La persecución contra defensores de DDHH en Segovia

Dos líderes del Comité de DD.HH de esta población de Antioquia cuentan cómo tanto miembros de la fuerza pública, como paramilitares persiguieron con saña a su organización hasta silenciarla.
  
 Imagen del sepelio colectivo luego de la masacre del 11 de noviembre de 1988.

Más de veinte años después, los pocos sobrevivientes que dejó el exterminio contra el Comité de Derechos Humanos de Segovia aún temen regresar.  Sienten que la sangrienta persecución desatada en su contra durante la década del noventa aún no ha terminado.

“No regresamos porque no tenemos seguridad de ninguna naturaleza”, afirma Teresa, quien se exilió con José*. Ellos son activistas del Comité de Derechos Humanos de la población en el Nordeste antioqueño. Miembros de la fuerza pública, en complicidad con sicarios y paramilitares, acosaron con asesinatos y atentados permanentes a esta organización entre los años 1989 y 2000. Ellos coinciden en que como tienen denuncias directas contra oficiales, no se sienten seguros de regresar a su pueblo. Allí ya no están los paramilitares de antes, con sus campamentos, pero como dice uno de estos activistas “hay una prolongación de esos poderes que sigue asesinando”.

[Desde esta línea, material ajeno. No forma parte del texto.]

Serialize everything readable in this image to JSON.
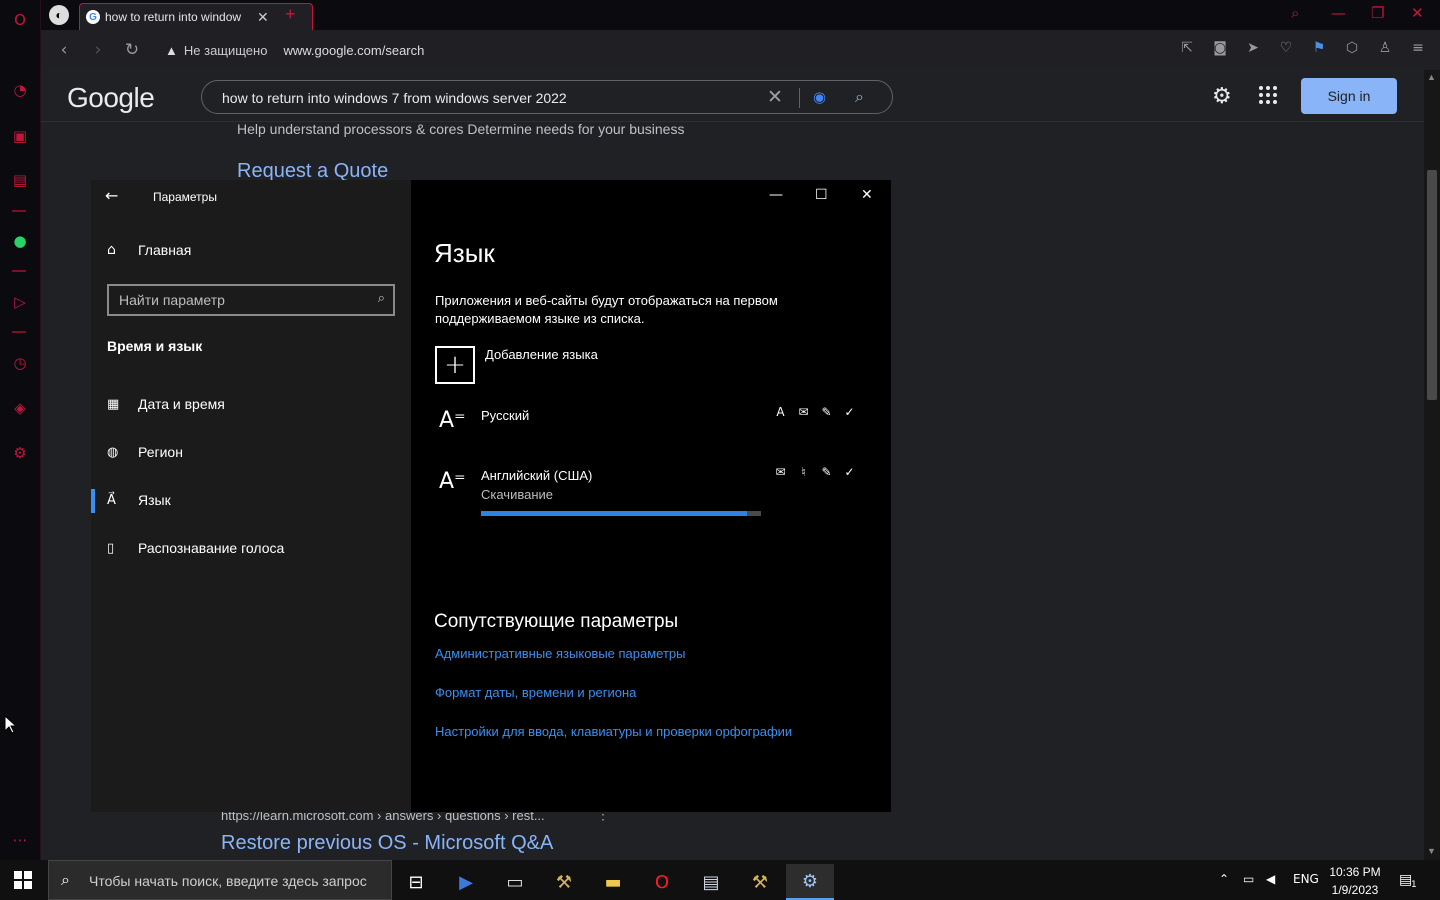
{
  "browser": {
    "tab_title": "how to return into window",
    "tab_favicon": "G",
    "security_label": "Не защищено",
    "url": "www.google.com/search"
  },
  "google": {
    "logo": "Google",
    "query": "how to return into windows 7 from windows server 2022",
    "sign_in": "Sign in",
    "snippet": "Help understand processors & cores Determine needs for your business",
    "quote_link": "Request a Quote",
    "cite": "https://learn.microsoft.com › answers › questions › rest...",
    "result_title": "Restore previous OS - Microsoft Q&A"
  },
  "settings": {
    "app_name": "Параметры",
    "home": "Главная",
    "search_placeholder": "Найти параметр",
    "section": "Время и язык",
    "nav": [
      {
        "label": "Дата и время",
        "icon": "calendar-clock-icon"
      },
      {
        "label": "Регион",
        "icon": "globe-icon"
      },
      {
        "label": "Язык",
        "icon": "language-icon"
      },
      {
        "label": "Распознавание голоса",
        "icon": "microphone-icon"
      }
    ],
    "selected_nav": "Язык",
    "page_title": "Язык",
    "description": "Приложения и веб-сайты будут отображаться на первом поддерживаемом языке из списка.",
    "add_language": "Добавление языка",
    "languages": [
      {
        "name": "Русский",
        "status": ""
      },
      {
        "name": "Английский (США)",
        "status": "Скачивание",
        "progress": 0.95
      }
    ],
    "related_title": "Сопутствующие параметры",
    "related_links": [
      "Административные языковые параметры",
      "Формат даты, времени и региона",
      "Настройки для ввода, клавиатуры и проверки орфографии"
    ]
  },
  "taskbar": {
    "search_placeholder": "Чтобы начать поиск, введите здесь запрос",
    "lang": "ENG",
    "time": "10:36 PM",
    "date": "1/9/2023",
    "notif_count": "1"
  },
  "colors": {
    "opera_red": "#c2173d",
    "link_blue": "#8ab4f8",
    "win_accent": "#3a8ff0"
  }
}
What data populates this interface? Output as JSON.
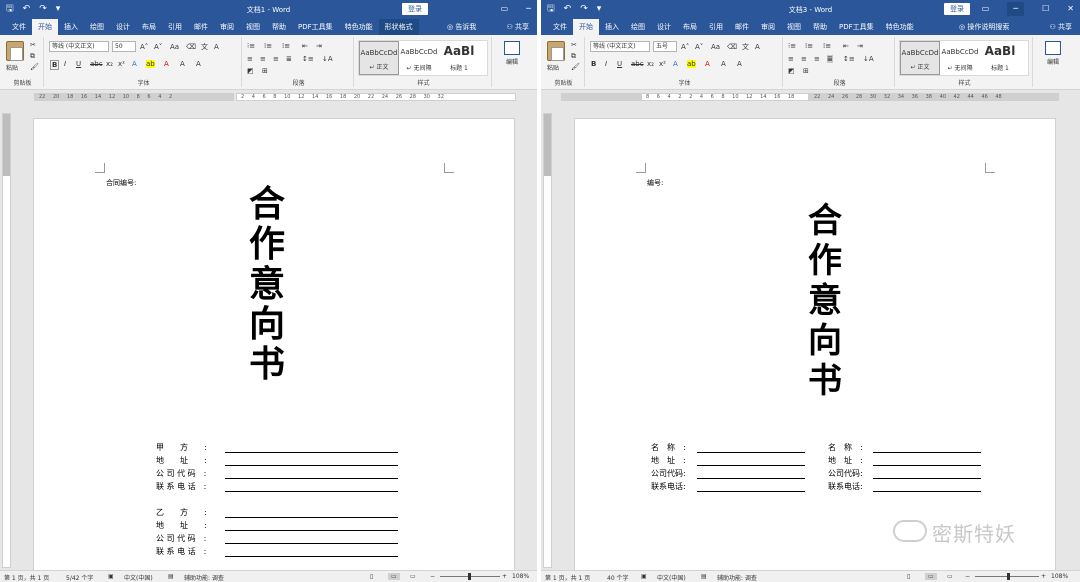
{
  "left": {
    "qat": {
      "save": "🖫",
      "undo": "↶",
      "redo": "↷",
      "more": "▾"
    },
    "title": "文档1 - Word",
    "login": "登录",
    "tabs": [
      "文件",
      "开始",
      "插入",
      "绘图",
      "设计",
      "布局",
      "引用",
      "邮件",
      "审阅",
      "视图",
      "帮助",
      "PDF工具集",
      "特色功能"
    ],
    "context_tab": "形状格式",
    "tell_me": "告诉我",
    "share": "共享",
    "font_name": "等线 (中文正文)",
    "font_size": "50",
    "groups": {
      "clipboard": "剪贴板",
      "font": "字体",
      "paragraph": "段落",
      "styles": "样式",
      "editing": "编辑"
    },
    "paste_label": "粘贴",
    "styles": [
      {
        "preview": "AaBbCcDd",
        "name": "↵ 正文"
      },
      {
        "preview": "AaBbCcDd",
        "name": "↵ 无间隔"
      },
      {
        "preview": "AaBl",
        "name": "标题 1"
      }
    ],
    "ruler_text": "22 20 18 16 14 12 10 8 6 4 2",
    "ruler_text2": "2 4 6 8 10 12 14 16 18 20 22 24 26 28 30 32",
    "contract_label": "合同编号:",
    "title_chars": [
      "合",
      "作",
      "意",
      "向",
      "书"
    ],
    "form_a": [
      "甲　　方　　:",
      "地　　址　　:",
      "公 司 代 码　:",
      "联 系 电 话　:"
    ],
    "form_b": [
      "乙　　方　　:",
      "地　　址　　:",
      "公 司 代 码　:",
      "联 系 电 话　:"
    ],
    "status": {
      "page": "第 1 页，共 1 页",
      "words": "5/42 个字",
      "lang": "中文(中国)",
      "access": "辅助功能: 调查",
      "zoom": "108%"
    }
  },
  "right": {
    "title": "文档3 - Word",
    "login": "登录",
    "tabs": [
      "文件",
      "开始",
      "插入",
      "绘图",
      "设计",
      "布局",
      "引用",
      "邮件",
      "审阅",
      "视图",
      "帮助",
      "PDF工具集",
      "特色功能"
    ],
    "tell_me": "操作说明搜索",
    "share": "共享",
    "font_name": "等线 (中文正文)",
    "font_size": "五号",
    "groups": {
      "clipboard": "剪贴板",
      "font": "字体",
      "paragraph": "段落",
      "styles": "样式",
      "editing": "编辑"
    },
    "paste_label": "粘贴",
    "styles": [
      {
        "preview": "AaBbCcDd",
        "name": "↵ 正文"
      },
      {
        "preview": "AaBbCcDd",
        "name": "↵ 无间隔"
      },
      {
        "preview": "AaBl",
        "name": "标题 1"
      }
    ],
    "ruler_text": "8 6 4 2 2 4 6 8 10 12 14 16 18",
    "ruler_text2": "22 24 26 28 30 32 34 36 38 40 42 44 46 48",
    "contract_label": "编号:",
    "title_chars": [
      "合",
      "作",
      "意",
      "向",
      "书"
    ],
    "form_left": [
      "名　称　:",
      "地　址　:",
      "公司代码:",
      "联系电话:"
    ],
    "form_right": [
      "名　称　:",
      "地　址　:",
      "公司代码:",
      "联系电话:"
    ],
    "status": {
      "page": "第 1 页，共 1 页",
      "words": "40 个字",
      "lang": "中文(中国)",
      "access": "辅助功能: 调查",
      "zoom": "108%"
    }
  },
  "watermark": "密斯特妖"
}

El Comité fue estigmatizado como guerrillero, y por eso muchos de sus integrantes fueron asesinados, desaparecidos y otros se vieron obligados a abandonar sus familias y huir de la región. Teresa y José,  dos de esos sobrevivientes, todavía con  muchas prevenciones, se atrevieron a narrar lo ocurrido.

“El Comité de Derechos Humanos de Segovia nació después de la masacre del 11 de noviembre de 1988”, cuenta Teresa. La incursión armada dejó a 43 personas muertas y a 53 más heridas. Fue perpetrada por paramilitares del MRN (Muerte a Revolucionarios del Nordeste) al mando de Fidel Castaño y apoyada por miembros del Ejército y la Policía. Actualmente la justicia investiga si el ex congresista y ex diputado por el partido Liberal César Pérez García, quien se encuentra en prisión, fue autor intelectual de ese crimen.

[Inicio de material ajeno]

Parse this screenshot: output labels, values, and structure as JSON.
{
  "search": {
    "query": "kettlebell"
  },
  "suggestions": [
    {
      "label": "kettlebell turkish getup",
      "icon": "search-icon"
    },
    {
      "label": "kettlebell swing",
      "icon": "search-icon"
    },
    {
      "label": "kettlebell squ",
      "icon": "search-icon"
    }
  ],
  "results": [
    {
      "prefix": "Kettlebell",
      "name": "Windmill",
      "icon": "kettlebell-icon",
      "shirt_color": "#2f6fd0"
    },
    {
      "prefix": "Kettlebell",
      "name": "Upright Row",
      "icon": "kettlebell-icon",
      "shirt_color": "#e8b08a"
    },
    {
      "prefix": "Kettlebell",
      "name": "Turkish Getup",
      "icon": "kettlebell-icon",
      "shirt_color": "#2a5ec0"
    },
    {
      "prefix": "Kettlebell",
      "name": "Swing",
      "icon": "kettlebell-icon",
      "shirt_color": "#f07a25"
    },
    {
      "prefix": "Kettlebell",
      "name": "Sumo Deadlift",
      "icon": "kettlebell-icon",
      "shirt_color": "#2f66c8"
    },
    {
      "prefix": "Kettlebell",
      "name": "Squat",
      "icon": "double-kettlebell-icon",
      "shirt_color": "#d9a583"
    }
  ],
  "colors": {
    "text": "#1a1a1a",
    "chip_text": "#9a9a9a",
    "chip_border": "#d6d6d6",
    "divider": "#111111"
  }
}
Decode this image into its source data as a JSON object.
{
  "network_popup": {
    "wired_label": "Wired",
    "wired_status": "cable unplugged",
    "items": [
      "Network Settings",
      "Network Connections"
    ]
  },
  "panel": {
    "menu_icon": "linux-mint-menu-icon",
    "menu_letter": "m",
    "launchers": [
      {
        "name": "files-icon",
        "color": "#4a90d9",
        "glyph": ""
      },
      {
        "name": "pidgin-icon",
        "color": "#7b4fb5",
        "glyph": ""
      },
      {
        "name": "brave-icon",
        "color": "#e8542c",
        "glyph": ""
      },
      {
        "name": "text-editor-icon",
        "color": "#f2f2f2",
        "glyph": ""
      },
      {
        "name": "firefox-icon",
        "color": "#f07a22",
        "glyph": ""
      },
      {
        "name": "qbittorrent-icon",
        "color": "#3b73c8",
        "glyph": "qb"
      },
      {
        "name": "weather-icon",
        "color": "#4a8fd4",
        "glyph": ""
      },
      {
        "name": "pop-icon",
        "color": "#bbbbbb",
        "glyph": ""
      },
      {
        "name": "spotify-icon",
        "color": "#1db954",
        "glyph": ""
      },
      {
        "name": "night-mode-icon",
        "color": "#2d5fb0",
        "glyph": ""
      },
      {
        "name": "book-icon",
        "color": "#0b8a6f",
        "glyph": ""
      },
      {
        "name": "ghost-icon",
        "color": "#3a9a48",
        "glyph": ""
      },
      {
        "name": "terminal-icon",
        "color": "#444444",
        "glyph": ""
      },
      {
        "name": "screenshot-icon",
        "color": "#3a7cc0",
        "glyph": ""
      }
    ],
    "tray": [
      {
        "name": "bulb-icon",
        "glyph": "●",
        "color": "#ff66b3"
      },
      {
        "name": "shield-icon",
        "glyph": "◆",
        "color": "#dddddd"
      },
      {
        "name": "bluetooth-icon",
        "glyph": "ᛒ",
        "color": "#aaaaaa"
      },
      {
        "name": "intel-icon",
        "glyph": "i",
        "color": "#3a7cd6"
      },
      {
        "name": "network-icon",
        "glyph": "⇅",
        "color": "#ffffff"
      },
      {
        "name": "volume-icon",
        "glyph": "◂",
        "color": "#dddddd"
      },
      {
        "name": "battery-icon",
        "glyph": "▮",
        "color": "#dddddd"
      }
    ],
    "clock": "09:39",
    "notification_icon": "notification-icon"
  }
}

“Luego de la masacre, la represión contra la población fue muy dura. La Unión Patriótica tenía mucho respaldo en la zona, no sólo en Segovia, también en Remedios y Zaragoza –continúa Teresa –. Por esa razón, cualquier poblador de esos municipios era considerado guerrillero. Al pasar por un retén militar no podíamos decir que éramos de esos municipios. Si la cédula era de alguno de esos lugares era un indicio de que se pertenecía a la UP. Eso fue una estigmatización muy fuerte”.

Esa situación llevó a Estelia Manjarres, una monja de la comunidad de las Hermanas Carmelitas, a convocar a un grupo de profesores, dirigentes sociales, líderes sindicales, trabajadores comunitarios, comerciantes y funcionarios públicos a trabajar por la defensa de los derechos humanos de Segovia.

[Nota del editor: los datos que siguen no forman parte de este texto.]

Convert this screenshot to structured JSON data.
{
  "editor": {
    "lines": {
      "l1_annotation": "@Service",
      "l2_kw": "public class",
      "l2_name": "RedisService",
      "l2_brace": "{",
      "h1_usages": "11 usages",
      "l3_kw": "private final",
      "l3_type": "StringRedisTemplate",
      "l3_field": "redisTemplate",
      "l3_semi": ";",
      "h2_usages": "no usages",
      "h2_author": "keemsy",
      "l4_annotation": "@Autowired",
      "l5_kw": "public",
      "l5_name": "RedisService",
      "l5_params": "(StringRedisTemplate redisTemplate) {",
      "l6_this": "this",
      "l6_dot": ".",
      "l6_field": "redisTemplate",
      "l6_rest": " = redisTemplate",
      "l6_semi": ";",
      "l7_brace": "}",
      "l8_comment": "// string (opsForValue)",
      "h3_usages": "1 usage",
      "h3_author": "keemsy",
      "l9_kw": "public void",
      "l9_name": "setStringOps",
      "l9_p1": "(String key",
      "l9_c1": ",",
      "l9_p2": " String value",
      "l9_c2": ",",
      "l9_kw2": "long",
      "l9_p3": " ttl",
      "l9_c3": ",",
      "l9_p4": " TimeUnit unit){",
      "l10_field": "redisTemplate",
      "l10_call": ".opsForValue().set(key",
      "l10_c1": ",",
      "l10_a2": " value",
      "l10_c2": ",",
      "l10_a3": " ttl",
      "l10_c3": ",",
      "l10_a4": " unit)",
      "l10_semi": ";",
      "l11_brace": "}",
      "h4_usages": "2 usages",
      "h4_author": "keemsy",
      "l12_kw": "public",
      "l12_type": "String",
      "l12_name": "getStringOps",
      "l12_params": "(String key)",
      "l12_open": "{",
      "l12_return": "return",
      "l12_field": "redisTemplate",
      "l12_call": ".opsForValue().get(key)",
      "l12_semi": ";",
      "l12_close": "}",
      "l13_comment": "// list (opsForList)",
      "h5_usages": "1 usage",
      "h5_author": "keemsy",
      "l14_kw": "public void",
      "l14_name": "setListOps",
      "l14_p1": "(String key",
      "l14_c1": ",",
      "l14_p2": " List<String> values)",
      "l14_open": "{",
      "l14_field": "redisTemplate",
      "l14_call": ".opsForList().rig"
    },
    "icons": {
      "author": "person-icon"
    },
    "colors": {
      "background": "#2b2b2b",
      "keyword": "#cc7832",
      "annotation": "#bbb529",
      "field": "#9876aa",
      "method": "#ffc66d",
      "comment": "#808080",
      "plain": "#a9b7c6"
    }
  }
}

“La hermana Estelia vivía muy preocupada por los problemas de pobreza, exclusión y miseria que vivía Segovia, a pesar de ser un pueblo rico en oro y  donde circulaba mucho dinero. Pero también le inquietaba el conflicto armado, entonces nos invitó a conformar el Comité de Derechos Humanos”, relata José.

Inicialmente, el Comité acompañó a las comunidades campesinas más vulnerables. Entre los años 1989 y 1990, los activistas se concentraron en ese tipo de actividades. “Éramos muy asistencialistas –agrega José— pero de la noche a la mañana, y sin mayores explicaciones, la comunidad Carmelita trasladó a la hermana Estelia, entonces entramos en un receso mientras nos reorganizábamos”.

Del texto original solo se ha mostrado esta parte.